Chapter Fifty-Eight

60 0 0
                                    

Feelings

I buried my head further under the blanket. Victoria knocked furiously on the door. I sighed to myself, pulling my legs up closer to my body.

I didn't know why I was so depressed. I really just wanted to sleep. I've slept so much the past week. I drug myself to work, even then, I wasn't doing much.

The door flung open, Victoria shut it quickly.

"I'm done with this" she grumbled, throwing the blinds open and coming to my bed. She stood in front of me with her hands on her hips.

"What's gotten into you? Are you having a bad spell?" She sat down giving me a sympathetic look. I shrugged.

"Could this have something to do with Salem being gone?" She spoke carefully and I shrugged again. I knew it was.. I was just trying to avoid that thought and convince myself I didn't know why I was so down. It was so strange... it hit me very quickly. It had to be the mate thing.

"What happened on the vacation?" She spoke sternly and I felt my chest tighten.

"Look.." she started slowly, grabbing my arm.

"I know this whole thing is a bad position for you...with Salem I mean.. because he's not a prince. I know you're probably terrified of anything getting out..but .. you obviously feel things for him. I mean, your first kiss was with him.. that speaks volumes because I know you and I know how reserved you've always been.. Salem is special. It's going to hurt you more to hold all of this in. As your best friend, I don't want that for you." Tears brimmed her eyes now and she sighed.

"I'm sorry for being upset its just.. you deserve so much. You've been through so much. You deserve someone like Salem and it hurts to see you like this.." tears filled my eyes now. Victoria and I have known each other so long. She never left my side when my mom died. She has always been right there.

I sat up slowly, trying to fix my hair.

"Salem is my mate." I spoke quietly and victorias eyes widened.

"It's something I've just recently come to terms with..but I've known for a few weeks now.." I trailed off, shutting my eyes tight

"I haven't spoken to him about it. I don't know if he feels it-" I stopped abruptly. There was only so much I could say, Victoria didn't know he was what he was..

"On the vacation.." I trailed off and she leaned forward.

"We had sex. I asked him if he'd have sex with me." I spoke firmly and Victoria shrieked in excitement. She jumped off the bed and began jumping up and down like a child.

"I'm sorry daya that's just the greatest thing I've heard all year. He's so good for you! You both get along so well you're so close and you've already done the ole investment inquiry?" She beamed at me and I rolled my eyes, cheeks heating up.

"But he's my mate Victoria. My mate!" I whispered harshly and the reality seemed to hit her.

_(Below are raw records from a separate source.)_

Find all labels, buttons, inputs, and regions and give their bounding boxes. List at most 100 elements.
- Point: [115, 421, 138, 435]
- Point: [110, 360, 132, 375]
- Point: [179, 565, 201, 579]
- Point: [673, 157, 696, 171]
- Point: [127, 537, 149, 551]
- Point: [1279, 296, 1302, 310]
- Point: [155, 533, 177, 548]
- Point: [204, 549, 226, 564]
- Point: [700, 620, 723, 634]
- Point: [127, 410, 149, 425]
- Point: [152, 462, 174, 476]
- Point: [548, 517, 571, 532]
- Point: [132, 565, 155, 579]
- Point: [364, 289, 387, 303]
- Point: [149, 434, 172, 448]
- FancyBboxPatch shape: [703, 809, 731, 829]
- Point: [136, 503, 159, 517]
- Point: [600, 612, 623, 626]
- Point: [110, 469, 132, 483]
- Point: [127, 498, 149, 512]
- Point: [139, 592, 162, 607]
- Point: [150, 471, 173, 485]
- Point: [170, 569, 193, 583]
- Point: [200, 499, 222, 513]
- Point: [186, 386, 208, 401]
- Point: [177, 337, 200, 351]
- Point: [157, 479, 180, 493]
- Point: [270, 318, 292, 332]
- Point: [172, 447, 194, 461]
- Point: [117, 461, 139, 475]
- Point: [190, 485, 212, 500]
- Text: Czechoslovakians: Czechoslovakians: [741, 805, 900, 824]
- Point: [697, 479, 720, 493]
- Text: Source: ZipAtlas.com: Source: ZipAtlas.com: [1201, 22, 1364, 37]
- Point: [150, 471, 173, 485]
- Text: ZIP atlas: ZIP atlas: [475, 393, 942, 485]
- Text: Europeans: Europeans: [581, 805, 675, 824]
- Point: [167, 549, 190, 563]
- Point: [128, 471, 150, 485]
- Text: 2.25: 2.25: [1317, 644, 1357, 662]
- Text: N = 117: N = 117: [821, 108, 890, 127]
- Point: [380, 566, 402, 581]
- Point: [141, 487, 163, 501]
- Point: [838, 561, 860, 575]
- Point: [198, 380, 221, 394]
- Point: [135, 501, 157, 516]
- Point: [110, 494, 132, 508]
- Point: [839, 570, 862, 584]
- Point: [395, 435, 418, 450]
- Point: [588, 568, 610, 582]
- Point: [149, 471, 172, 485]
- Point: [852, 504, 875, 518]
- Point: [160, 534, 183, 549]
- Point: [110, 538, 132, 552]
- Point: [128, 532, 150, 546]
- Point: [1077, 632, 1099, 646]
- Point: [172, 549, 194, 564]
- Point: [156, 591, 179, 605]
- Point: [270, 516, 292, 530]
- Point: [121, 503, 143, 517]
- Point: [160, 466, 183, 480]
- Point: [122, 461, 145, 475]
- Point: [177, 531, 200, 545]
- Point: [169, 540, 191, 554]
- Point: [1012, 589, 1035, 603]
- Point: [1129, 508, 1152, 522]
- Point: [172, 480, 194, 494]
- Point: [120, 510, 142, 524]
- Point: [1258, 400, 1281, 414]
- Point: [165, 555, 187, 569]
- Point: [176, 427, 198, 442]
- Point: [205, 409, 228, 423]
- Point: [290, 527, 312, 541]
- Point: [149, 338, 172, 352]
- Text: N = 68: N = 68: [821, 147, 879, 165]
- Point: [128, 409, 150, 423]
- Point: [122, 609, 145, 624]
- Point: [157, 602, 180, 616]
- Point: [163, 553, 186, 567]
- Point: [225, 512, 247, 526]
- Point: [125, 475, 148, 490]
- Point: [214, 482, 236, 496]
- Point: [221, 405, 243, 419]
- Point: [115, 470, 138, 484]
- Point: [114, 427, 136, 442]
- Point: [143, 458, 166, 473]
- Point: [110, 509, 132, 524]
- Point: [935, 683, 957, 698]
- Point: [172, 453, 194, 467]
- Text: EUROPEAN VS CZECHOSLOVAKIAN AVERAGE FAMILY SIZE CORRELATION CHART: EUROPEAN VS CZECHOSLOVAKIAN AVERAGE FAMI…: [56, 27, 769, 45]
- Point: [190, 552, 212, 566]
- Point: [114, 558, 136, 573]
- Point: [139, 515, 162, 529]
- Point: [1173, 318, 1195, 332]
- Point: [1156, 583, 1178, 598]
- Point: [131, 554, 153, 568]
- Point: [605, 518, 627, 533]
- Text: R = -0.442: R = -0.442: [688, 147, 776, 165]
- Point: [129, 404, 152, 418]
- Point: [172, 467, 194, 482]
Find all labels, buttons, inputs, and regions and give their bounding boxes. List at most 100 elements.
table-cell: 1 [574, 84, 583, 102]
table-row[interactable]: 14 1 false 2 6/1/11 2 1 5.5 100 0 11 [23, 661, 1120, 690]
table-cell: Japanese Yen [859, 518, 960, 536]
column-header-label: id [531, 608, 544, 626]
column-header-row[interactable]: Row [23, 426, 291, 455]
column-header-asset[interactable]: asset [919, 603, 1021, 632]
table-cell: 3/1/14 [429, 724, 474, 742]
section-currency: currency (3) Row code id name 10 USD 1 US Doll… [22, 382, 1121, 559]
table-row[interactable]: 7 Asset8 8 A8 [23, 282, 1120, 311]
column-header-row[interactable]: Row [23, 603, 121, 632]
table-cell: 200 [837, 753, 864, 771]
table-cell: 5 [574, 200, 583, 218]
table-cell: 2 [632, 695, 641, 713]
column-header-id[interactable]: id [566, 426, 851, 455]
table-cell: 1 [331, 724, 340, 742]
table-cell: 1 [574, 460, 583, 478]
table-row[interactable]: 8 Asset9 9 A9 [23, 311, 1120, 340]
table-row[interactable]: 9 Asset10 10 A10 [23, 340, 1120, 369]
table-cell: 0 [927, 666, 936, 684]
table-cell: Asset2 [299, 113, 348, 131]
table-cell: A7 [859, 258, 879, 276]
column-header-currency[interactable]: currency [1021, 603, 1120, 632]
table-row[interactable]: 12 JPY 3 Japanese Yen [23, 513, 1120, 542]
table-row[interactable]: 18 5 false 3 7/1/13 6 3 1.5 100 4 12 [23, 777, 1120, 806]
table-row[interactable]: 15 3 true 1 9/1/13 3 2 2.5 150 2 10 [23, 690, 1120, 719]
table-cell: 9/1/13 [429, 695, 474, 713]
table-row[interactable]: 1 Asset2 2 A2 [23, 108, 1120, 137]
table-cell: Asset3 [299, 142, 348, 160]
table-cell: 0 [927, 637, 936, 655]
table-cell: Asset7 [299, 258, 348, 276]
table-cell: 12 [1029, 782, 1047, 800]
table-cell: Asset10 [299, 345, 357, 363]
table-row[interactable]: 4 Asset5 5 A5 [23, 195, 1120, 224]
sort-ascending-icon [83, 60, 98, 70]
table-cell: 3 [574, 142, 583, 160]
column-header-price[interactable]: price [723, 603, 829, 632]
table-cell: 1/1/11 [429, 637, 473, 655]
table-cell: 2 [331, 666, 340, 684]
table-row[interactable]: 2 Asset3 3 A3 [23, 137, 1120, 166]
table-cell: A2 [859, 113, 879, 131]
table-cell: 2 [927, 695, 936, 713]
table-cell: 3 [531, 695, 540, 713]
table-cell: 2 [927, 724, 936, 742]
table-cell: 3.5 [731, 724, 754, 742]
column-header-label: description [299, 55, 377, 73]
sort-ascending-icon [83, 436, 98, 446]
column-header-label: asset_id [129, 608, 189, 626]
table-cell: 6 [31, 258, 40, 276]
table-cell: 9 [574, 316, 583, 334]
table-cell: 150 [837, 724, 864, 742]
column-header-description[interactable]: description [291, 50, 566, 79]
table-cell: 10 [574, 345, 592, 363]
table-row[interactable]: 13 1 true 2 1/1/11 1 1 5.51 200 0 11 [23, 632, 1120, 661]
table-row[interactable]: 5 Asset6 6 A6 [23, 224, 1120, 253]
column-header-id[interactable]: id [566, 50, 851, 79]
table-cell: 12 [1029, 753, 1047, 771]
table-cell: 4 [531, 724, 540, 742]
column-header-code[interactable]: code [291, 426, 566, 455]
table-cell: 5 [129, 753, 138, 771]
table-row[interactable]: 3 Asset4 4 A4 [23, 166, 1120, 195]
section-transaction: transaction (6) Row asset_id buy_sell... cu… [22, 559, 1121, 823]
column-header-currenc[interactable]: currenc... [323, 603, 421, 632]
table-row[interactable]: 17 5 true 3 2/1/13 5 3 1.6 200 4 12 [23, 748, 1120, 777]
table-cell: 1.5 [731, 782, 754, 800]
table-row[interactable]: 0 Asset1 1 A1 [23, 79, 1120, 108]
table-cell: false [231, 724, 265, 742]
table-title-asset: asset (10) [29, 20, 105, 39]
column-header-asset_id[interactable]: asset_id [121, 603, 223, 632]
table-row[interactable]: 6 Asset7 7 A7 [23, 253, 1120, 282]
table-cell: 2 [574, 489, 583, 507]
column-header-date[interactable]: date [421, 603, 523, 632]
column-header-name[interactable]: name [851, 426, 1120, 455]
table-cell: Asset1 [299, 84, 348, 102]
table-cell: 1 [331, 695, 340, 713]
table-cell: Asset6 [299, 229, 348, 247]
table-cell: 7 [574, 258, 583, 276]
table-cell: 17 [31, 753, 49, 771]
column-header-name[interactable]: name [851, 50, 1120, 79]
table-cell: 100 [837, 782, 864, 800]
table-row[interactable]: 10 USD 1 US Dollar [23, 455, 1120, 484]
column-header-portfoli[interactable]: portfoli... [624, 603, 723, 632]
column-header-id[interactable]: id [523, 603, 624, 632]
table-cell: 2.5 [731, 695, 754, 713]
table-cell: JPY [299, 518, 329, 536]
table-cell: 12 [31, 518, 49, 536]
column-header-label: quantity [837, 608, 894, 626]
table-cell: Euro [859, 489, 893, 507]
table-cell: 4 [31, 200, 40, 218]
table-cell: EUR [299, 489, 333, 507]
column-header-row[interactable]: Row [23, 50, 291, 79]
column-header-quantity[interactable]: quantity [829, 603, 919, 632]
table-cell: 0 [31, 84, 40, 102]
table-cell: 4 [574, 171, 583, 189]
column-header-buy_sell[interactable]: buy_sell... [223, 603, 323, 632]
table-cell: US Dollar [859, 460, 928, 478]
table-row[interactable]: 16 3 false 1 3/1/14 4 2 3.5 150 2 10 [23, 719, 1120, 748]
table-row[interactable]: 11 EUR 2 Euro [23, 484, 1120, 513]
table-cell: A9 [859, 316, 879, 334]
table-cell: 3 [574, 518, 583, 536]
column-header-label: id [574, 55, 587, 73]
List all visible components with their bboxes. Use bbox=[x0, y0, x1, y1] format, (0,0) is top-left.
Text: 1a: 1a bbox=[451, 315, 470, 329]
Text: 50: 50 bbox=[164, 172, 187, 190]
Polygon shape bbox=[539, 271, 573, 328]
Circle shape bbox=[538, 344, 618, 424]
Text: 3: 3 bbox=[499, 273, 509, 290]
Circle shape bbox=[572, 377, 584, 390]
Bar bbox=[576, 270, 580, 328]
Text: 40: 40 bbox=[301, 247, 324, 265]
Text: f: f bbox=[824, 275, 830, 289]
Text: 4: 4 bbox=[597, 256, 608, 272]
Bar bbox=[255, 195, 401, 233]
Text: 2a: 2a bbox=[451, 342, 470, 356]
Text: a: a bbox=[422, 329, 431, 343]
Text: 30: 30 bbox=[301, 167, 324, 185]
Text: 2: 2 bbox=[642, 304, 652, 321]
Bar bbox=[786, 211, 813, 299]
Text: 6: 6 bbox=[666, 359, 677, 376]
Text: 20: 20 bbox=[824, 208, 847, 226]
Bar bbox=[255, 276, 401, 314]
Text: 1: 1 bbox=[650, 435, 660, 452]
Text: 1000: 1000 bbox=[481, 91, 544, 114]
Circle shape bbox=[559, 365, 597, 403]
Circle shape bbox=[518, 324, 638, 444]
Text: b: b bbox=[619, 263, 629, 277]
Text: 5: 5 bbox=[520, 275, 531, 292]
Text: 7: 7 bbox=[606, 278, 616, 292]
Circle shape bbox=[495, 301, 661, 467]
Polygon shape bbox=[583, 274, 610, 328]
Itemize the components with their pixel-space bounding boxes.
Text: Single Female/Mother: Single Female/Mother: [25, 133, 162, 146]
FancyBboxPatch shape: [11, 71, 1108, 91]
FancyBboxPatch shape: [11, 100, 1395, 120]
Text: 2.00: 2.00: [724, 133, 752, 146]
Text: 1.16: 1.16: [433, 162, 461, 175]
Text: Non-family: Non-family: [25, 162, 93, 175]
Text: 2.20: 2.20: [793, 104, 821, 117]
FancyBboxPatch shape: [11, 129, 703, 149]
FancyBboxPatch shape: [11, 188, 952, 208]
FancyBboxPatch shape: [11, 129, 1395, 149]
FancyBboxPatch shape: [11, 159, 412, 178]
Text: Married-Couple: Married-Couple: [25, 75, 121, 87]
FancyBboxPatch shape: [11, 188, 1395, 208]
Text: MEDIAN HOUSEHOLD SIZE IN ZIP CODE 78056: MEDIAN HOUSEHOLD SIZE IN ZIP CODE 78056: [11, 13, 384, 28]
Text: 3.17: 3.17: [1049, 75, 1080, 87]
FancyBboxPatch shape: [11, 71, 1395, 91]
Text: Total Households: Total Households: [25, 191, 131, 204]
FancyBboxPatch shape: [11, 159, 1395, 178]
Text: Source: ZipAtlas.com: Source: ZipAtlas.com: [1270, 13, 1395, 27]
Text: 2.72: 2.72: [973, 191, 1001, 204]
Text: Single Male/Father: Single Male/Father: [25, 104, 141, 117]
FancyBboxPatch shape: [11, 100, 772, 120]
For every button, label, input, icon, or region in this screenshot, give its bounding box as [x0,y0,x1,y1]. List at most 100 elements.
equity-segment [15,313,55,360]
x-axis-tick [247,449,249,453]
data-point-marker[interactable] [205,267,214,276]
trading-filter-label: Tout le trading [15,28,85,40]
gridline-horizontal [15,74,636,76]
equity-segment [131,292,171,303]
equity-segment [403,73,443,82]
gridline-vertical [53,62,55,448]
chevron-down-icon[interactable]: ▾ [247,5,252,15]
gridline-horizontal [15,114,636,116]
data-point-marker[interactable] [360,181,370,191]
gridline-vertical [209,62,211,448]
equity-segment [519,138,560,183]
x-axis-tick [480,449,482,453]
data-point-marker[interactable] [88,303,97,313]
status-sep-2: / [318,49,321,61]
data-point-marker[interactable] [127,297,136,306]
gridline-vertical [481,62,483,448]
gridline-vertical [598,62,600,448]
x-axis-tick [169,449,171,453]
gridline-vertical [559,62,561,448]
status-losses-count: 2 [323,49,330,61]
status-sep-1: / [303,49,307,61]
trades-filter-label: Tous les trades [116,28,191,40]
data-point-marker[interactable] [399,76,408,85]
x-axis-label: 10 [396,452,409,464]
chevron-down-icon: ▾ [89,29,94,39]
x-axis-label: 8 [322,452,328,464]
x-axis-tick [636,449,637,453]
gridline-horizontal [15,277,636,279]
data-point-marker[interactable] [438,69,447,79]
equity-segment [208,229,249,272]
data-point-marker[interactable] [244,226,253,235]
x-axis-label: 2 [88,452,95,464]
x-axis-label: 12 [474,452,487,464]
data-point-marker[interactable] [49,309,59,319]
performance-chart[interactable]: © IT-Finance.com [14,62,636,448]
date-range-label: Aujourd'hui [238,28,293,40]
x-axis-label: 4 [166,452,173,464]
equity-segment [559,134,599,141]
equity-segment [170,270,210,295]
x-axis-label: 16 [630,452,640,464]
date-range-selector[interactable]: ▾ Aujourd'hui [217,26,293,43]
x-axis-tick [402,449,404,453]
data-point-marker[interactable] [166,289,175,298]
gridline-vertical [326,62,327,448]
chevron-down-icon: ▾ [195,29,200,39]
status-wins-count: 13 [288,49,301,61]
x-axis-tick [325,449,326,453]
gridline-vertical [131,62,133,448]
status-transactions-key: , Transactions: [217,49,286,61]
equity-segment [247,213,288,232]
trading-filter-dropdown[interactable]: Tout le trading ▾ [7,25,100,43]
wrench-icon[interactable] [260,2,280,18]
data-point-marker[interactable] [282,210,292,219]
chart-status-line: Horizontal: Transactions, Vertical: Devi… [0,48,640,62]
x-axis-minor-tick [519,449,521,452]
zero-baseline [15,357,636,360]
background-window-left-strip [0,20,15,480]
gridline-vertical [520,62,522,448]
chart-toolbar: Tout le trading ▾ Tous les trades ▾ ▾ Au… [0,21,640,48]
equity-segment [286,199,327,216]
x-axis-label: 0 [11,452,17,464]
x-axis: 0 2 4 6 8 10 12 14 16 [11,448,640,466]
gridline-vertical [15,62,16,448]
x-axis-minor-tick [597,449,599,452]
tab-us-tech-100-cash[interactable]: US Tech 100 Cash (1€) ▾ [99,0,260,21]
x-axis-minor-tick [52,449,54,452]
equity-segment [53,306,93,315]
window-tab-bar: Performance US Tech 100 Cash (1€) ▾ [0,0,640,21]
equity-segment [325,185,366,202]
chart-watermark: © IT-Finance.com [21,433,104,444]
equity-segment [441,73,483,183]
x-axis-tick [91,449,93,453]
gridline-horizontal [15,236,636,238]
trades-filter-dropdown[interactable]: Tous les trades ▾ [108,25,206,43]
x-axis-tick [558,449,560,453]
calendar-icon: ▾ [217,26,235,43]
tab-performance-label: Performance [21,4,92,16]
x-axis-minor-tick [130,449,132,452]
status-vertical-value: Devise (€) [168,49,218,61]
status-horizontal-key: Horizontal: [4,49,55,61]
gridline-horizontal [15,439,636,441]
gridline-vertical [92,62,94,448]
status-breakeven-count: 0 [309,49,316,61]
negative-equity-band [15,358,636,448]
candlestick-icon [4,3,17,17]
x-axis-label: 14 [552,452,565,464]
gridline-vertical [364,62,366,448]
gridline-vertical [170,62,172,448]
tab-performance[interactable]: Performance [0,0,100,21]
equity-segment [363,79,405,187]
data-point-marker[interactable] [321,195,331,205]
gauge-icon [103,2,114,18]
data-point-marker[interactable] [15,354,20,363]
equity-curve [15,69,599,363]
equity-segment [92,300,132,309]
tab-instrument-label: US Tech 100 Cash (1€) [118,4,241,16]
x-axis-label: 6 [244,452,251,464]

"And your dad would probably never let you.." she trailed off and I nodded.

"I don't even know if he feels the bond too. I think it's why I'm so down.. him being gone the last week. I miss him. I miss him a lot. I feel like I just need him near" my tone was so desperate it caught me by surprise.

"You have to talk to him. Be honest. Live in the moment." She held my hand tightly and I nodded.

"I just have to find the right time" I whispered and she giggled, hopping onto my bed again.